Dedicated to the writings of Saint Luke.

Friday, April 20, 2007

The Role of Johanna in Protective Anonymity

Richard Fellows stated: “I don't see that Joanna has a position of particular prominence, since she appears second to Mary Madgalene in both places where she is mentioned. The name Joanna was held by 3.7% of all females in Palestine so it is not significant that the name appears on the same ossuary as a Theophilus.”

The 3.7% cited by Richard Fellows appears in an article published by Tal Ilan in the Journal of Jewish Studies. Thus Fellows acknowledges that the name is Jewish and that these sources are proper sources for determining the relative frequency of these two names. The name of Theophilus represent .54% of the total sample of 2040 culled from the same sources utilized for the study of the frequencies of Jewish women’s names conducted by Ilan. Theophilus is not a common name represented in the study.

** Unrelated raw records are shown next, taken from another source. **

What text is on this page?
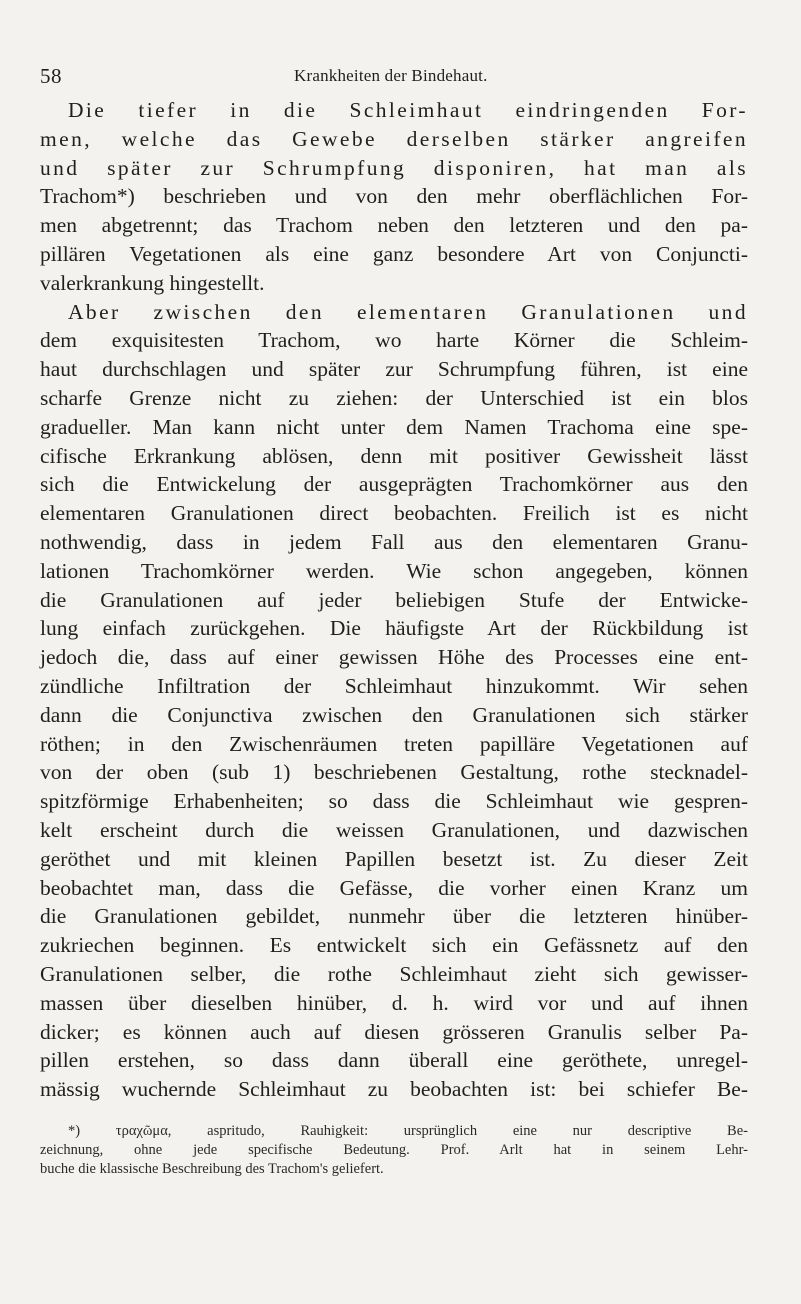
58	Krankheiten der Bindehaut.
Die tiefer in die Schleimhaut eindringenden For-
men, welche das Gewebe derselben stärker angreifen
und später zur Schrumpfung disponiren, hat man als
Trachom*) beschrieben und von den mehr oberflächlichen For-
men abgetrennt; das Trachom neben den letzteren und den pa-
pillären Vegetationen als eine ganz besondere Art von Conjuncti-
valerkrankung hingestellt.
Aber zwischen den elementaren Granulationen und
dem exquisitesten Trachom, wo harte Körner die Schleim-
haut durchschlagen und später zur Schrumpfung führen, ist eine
scharfe Grenze nicht zu ziehen: der Unterschied ist ein blos
gradueller. Man kann nicht unter dem Namen Trachoma eine spe-
cifische Erkrankung ablösen, denn mit positiver Gewissheit lässt
sich die Entwickelung der ausgeprägten Trachomkörner aus den
elementaren Granulationen direct beobachten. Freilich ist es nicht
nothwendig, dass in jedem Fall aus den elementaren Granu-
lationen Trachomkörner werden. Wie schon angegeben, können
die Granulationen auf jeder beliebigen Stufe der Entwicke-
lung einfach zurückgehen. Die häufigste Art der Rückbildung ist
jedoch die, dass auf einer gewissen Höhe des Processes eine ent-
zündliche Infiltration der Schleimhaut hinzukommt. Wir sehen
dann die Conjunctiva zwischen den Granulationen sich stärker
röthen; in den Zwischenräumen treten papilläre Vegetationen auf
von der oben (sub 1) beschriebenen Gestaltung, rothe stecknadel-
spitzförmige Erhabenheiten; so dass die Schleimhaut wie gespren-
kelt erscheint durch die weissen Granulationen, und dazwischen
geröthet und mit kleinen Papillen besetzt ist. Zu dieser Zeit
beobachtet man, dass die Gefässe, die vorher einen Kranz um
die Granulationen gebildet, nunmehr über die letzteren hinüber-
zukriechen beginnen. Es entwickelt sich ein Gefässnetz auf den
Granulationen selber, die rothe Schleimhaut zieht sich gewisser-
massen über dieselben hinüber, d. h. wird vor und auf ihnen
dicker; es können auch auf diesen grösseren Granulis selber Pa-
pillen erstehen, so dass dann überall eine geröthete, unregel-
mässig wuchernde Schleimhaut zu beobachten ist: bei schiefer Be-
*) τραχῶμα, aspritudo, Rauhigkeit: ursprünglich eine nur descriptive Be-
zeichnung, ohne jede specifische Bedeutung. Prof. Arlt hat in seinem Lehr-
buche die klassische Beschreibung des Trachom's geliefert.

More importantly, Tal Ilan stated in this same article, “Two Names. If a certain person is mentioned by both his own name and that of his father, or by his own name and a family, the chances that the identification is sound are greater, though in cases where both names are very common it is by no means certain, . . . .”

Finally, the phrase “position of prominence” is a technical term relating to the fact that the name Johanna appears in the vertex of the chiastic structure appearing in Lk. 24:8-11. The name Mary Madgalene appearing next to Johanna by definition is not in the vertex of the chiastic structure and thus does not occupy the “position of prominence.”

The strength of the ‘two name combination’ is shown by the fact that J.T. Milik used a two name ossuary inscribed with “Alexander son of Simon”, two admittedly common names in Palestine and the whole context of the inscriptions to propose “that the tomb in question belongs to the family of him who helped Jesus to carry the cross.”